I did Optifast 20 years ago and was successful. It took me 20 years to get back into this place now and here we go again. I guess I am a metaphor in that those that don't learn from history repeat it. So, here I am again, trying to lose 100 lbs. I can't believe I am in this position again in my life.

Why now? Well, I am getting close to the 300 lb mark and 20 years ago I swore never to cross the 200 lb barrier ever again. It just ticks me off. So, here I am at this juncture (also, I have very limited clothes that fit and I refuse to buy new wardrobe). I thought that with what I call the eating season (Halloween candy to Thanksgiving feast to all the baked goodies brought into my office from thanksgiving to Christmas, then Christmas itself) upon me, I would definitely migrate north of 300 lbs. So, it is now or never!

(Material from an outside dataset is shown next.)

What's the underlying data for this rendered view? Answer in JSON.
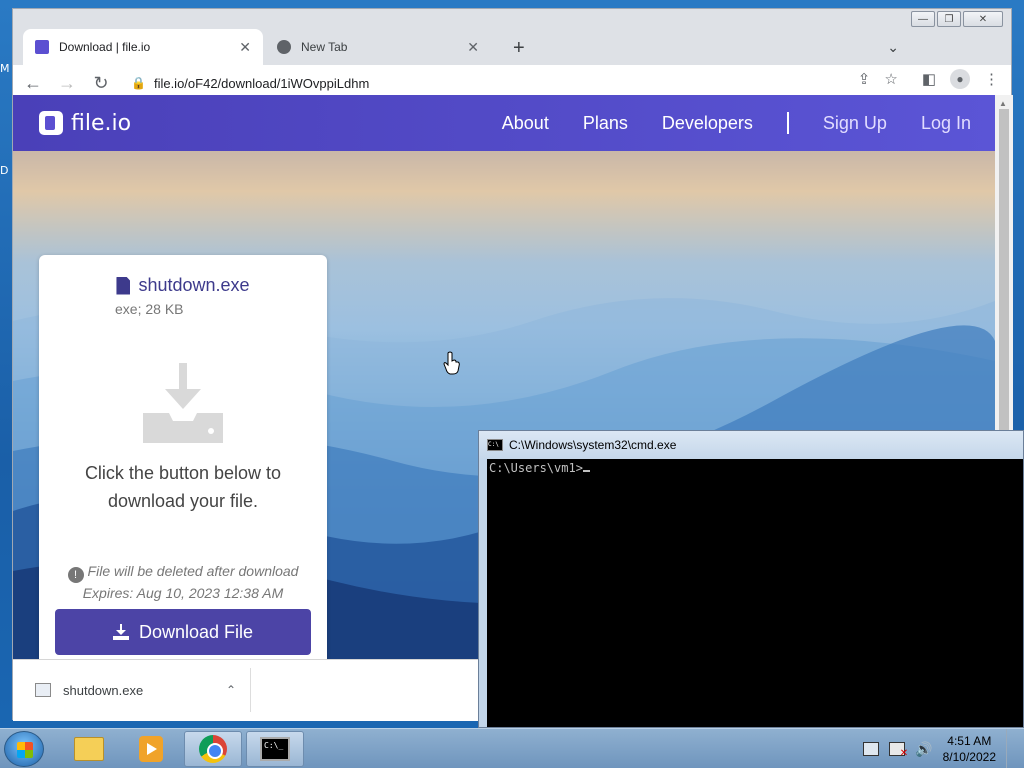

Back then I was married and young. Now, I am divorced and middle aged. I do have a significant other and I will be leaning on her for support.

Why period? I admit, it will be nice to lose some weight and feel like I look good again. But mine is health driven. At my age and weight, I am a heart attack waiting to happen. It will feel good to go from a couch potato to an active person. I can recall how good it felt to exercise and to have so much energy instead of being tied all the time.

Oh well, so much for a short introuction as suggested with regards to this forum. I look forward to hearing and reading about your journies as well. I know we may stumble at times, but hopefully, we will all continue with our journies. I look forward to drawing strength from you all!